Bern/Sarnen - Das Votum des Obwaldner Stimmvolks für tiefere Steuern bei Reichen sorgt in der Schweiz weiter für rote Köpfe. Die Präsidentin der Finanzdirektoren sieht durch degressive Steuern die Demokratie in Gefahr, die SP (Sozialdemokraten) zieht den "Fall Obwalden" vors Bundesgericht. Mit 86 Prozent Ja-Stimmen hatten die Bürger des Kantons Obwalden am vergangenen Wochenende eine degressive Steuerpolitik angenommen. Für reiche Personen ist geht der Steuersatz dadurch zurück. Eine ähnliche Steuer hat in der Schweiz nur der Kanton Schaffhausen - seit Ende 2003.

Domino-Effekt"

Die SP befürchte mit dem Obwaldner Entscheid einen "schweizweiten Domino-Effekt" für eine tiefere Besteuerung von Reichen, sagte SP-Präsident Hans-Jürg Fehr auf Anfrage und bestätigte damit eine Meldung des "Bunds" vom Samstag. Für die SP verstoßen die Steuergesetze in Schaffhausen und Obwalden gegen die Verfassung, die eine Besteuerung je nach wirtschaftlicher Leistungsfähigkeit vorschreibt. "Bei Schaffhausen haben wir seinerzeit eine Beschwerde offenbar verpasst", sagte Fehr, selbst Kantonsrat in Schaffhausen.

Beschwerdeführer

Abgeklärt werde jetzt nur noch, wer als Beschwerdeführer in Frage komme - allenfalls wäre dies die SP Obwalden. Daneben will die SP mit einer Motion auch im eidgenössischen Parlament gegen die Obwaldner Abstimmung kämpfen. Nicht als direkte Reaktion auf den #Fall Obwalden# zu verstehen ist dagegen die Volksinitiative für eine Steuerharmonisierung, welche die SP im kommenden Jahr lancieren will, aber schon seit zwei Jahren in Arbeit hat.

Auch Eveline Widmer-Schlumpf, Präsidentin der Finanzdirektorenkonferenz (FDK), stellt sich gegen einen degressive Steuersatz.

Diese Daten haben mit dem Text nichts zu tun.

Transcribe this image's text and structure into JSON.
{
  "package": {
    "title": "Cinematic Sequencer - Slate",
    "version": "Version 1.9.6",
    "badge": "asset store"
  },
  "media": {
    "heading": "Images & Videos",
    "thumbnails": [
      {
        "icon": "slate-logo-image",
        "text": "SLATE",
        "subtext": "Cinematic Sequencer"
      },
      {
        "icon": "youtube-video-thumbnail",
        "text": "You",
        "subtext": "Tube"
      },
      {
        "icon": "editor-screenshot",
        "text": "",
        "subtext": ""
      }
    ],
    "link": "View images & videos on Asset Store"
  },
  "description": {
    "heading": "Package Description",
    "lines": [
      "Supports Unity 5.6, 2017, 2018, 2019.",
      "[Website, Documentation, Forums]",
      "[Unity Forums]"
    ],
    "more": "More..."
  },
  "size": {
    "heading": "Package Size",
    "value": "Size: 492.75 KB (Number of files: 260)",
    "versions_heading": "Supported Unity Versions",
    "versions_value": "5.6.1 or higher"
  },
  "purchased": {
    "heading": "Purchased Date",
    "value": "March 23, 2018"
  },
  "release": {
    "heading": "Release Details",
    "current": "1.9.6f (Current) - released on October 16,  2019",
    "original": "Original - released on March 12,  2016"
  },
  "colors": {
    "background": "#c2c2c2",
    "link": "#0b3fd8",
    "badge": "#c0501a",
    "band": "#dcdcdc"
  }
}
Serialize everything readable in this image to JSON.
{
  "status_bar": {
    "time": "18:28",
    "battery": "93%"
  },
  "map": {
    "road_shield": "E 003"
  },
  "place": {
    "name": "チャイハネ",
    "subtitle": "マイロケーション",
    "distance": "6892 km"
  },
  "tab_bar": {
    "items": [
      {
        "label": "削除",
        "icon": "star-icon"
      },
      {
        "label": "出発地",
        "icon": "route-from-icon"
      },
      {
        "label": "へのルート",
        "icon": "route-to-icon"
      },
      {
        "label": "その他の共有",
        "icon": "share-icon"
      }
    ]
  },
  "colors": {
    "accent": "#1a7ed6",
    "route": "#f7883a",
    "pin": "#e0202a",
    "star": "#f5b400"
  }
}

Ein exzessiver Steuerwettbewerb gefährde den Zusammenhalt der Kantone, sagte sie der "SonntagsZeitung". Die in Obwalden eingeführte Steuer sei an der Grenze der Legalität.

Steuerwettbewerb

Die Bündner SVP-Regierungsrätin befürwortet einen Steuerwettbewerb unter den Kantonen - aber mit Maß. "Es darf nicht sein, dass sich die Kantone gegenseitig kannibalisieren", sagte sie. Ein gestörter Zusammenhalt zwischen den Kantonen sei "eine Gefahr für den Föderalismus und unsere Demokratie".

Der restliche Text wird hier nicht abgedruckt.